Le super-héros a depuis des décennies été traversé par des questionnements politiques, reflétant souvent les luttes sociales de son époque. Les scénaristes ont souvent utilisé leur personnages comme porte -étendard de certaines minorités ( Black Panther ) ou bien comme messager d’une prise de position forte ( Captain America frappant Hitler ). Ce n’est donc pas étonnant qu’encore aujourd’hui des auteurs utilisent la figure du super-héros pour évoquer la politique actuelle. Ce thème politique va rapprocher deux œuvres très éloignées en termes de ton : la mini-série Watchmen de Damon Lindelof et la deuxième saison de la série The Boys .

Watchmen , trop politique ?

Parmi les rares critiques adressées à la mini série Watchmen écrite par Damon Lindelof, on trouve celle reprochant à la série d’être trop politique , et notamment de s’intéresser à des problématiques plus que jamais d’actualité. Une critique pour le moins étrange lorsque l’on connaît le matériau de base, véritable pamphlet contre la Guerre Froide. Rappelons que le comics originel fut publié en 1986, Une problématique contemporaine de l’époque donc. Si Alan Moore a toujours été très critique concernant les adaptations de ses œuvres, c’est aussi parce qu’il reproche à certaines de ses adaptations une fidélité factice et une opportunité manquée de commenter le présent, c’est notamment pour cela qu’il n’apprécie pas V pour Vendetta dont il aurait aimé que le récit sois plus critique envers l’administration Bush, plutôt que de citer le gouvernement Thatcher comme dans le comics.
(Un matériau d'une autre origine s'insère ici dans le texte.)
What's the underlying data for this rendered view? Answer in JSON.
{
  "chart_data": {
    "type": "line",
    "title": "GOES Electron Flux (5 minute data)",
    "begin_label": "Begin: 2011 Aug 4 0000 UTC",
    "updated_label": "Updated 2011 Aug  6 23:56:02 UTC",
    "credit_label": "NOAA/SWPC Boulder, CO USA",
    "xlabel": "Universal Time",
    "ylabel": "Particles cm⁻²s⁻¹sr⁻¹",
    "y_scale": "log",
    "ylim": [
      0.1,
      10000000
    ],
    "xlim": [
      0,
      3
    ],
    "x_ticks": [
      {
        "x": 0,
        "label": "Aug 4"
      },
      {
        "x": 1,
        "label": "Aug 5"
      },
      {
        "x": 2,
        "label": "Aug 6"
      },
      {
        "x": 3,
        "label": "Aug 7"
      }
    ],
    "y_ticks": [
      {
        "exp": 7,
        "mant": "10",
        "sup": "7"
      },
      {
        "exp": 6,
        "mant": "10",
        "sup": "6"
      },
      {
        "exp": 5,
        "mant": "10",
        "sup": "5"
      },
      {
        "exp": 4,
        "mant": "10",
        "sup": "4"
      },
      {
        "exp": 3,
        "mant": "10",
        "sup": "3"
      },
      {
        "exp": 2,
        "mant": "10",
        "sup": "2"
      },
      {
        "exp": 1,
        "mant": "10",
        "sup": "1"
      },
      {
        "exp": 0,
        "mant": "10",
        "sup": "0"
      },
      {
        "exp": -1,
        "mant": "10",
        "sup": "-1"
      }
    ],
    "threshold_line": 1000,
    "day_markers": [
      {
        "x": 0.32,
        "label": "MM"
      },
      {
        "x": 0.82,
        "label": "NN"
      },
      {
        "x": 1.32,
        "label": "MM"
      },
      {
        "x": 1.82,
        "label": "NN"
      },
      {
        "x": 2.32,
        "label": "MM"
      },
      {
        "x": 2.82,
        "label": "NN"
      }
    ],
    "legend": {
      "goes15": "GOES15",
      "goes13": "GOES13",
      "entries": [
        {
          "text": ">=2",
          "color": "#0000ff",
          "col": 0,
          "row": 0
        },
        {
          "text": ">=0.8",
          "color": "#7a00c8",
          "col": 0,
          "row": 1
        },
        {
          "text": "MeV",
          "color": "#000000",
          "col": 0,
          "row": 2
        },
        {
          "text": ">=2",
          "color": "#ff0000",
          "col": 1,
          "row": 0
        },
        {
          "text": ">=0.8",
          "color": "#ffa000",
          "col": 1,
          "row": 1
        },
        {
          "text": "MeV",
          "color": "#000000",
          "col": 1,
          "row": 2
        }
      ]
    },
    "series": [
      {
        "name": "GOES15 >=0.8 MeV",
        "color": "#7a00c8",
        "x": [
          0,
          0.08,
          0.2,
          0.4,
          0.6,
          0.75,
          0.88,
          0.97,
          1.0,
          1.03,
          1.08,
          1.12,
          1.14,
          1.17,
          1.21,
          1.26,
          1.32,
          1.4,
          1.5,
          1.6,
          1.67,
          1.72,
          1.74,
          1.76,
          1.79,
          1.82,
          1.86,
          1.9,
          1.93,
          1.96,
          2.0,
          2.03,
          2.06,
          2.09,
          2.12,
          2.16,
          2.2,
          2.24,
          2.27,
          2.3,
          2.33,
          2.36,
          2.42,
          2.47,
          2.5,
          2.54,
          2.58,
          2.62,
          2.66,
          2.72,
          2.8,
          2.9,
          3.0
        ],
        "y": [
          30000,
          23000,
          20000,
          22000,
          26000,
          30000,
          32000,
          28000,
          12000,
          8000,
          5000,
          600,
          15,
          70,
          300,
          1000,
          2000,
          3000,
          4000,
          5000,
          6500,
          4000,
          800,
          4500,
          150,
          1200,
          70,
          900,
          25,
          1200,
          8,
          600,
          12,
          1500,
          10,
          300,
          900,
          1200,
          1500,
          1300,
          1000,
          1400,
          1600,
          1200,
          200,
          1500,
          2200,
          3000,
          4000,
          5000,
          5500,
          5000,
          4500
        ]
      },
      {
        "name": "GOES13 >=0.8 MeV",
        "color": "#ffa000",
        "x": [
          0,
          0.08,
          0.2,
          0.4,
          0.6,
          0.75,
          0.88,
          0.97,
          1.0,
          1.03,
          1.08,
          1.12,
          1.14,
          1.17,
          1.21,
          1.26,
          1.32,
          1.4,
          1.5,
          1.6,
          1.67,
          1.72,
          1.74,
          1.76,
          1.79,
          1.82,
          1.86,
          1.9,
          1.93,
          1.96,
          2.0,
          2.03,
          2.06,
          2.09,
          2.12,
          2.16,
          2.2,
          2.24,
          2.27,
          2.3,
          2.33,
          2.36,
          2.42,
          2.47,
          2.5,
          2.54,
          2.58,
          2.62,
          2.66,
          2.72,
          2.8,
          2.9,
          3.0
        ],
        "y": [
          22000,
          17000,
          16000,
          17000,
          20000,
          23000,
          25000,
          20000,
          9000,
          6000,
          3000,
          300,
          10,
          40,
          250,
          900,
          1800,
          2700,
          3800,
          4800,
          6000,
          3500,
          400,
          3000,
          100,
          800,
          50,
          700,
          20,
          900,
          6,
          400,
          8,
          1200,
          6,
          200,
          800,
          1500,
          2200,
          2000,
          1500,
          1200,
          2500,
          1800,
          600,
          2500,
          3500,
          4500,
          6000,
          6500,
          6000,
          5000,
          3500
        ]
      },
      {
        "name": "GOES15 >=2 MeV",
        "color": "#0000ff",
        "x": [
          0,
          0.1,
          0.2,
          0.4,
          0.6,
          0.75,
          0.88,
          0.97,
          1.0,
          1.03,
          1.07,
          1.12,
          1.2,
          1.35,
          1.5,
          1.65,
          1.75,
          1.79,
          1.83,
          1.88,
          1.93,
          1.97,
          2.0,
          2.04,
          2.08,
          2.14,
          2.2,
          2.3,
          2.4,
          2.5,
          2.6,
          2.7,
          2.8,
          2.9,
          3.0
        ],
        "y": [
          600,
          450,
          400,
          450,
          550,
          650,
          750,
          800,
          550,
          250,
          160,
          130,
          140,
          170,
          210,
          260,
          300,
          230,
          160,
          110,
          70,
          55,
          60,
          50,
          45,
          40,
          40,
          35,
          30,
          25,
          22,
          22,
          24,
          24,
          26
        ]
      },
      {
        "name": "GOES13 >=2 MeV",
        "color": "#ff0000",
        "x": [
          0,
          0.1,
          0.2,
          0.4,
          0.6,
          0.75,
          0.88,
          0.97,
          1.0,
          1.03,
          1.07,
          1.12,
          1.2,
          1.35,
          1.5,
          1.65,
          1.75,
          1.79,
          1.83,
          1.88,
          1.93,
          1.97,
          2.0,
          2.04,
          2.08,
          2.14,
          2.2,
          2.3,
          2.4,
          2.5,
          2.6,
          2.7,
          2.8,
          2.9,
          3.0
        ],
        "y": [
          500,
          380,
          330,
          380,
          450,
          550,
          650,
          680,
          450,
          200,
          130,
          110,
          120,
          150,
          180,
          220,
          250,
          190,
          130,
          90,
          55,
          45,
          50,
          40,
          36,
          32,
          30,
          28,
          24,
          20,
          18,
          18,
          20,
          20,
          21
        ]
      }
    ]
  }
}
Certains ont aussi été surpris de constater que Rorschach était devenu le symbole de l’extrême droite voir même plus précisément du suprématisme blanc mâtiné de complotisme. Pour citer Alan Moore encore une fois, ce dernier explique que lorsqu’un fan lui explique qu’il était lui-même fan de Rorschach, ce dernier préférait prendre ses distances. Car si le personnage profite d’une certaine aura ( du en partie à son design fascinant ) c’est grâce à son jusqu’au boutisme, son obstination de la justice, cette même obstination qui le conduira à la mort. Cependant, n’oublions pas que l’on a affaire ici à un véritable bourreau, s’offrant le droit de tuer, rêvant de débarrasser la ville de ceux qu’il considère comme des déviants, notamment les femmes et les minorités. Rorschach n’est qu’un Travis Bickle masqué, digne héritier d’un Inspecteur Harry et de sa justice expéditive.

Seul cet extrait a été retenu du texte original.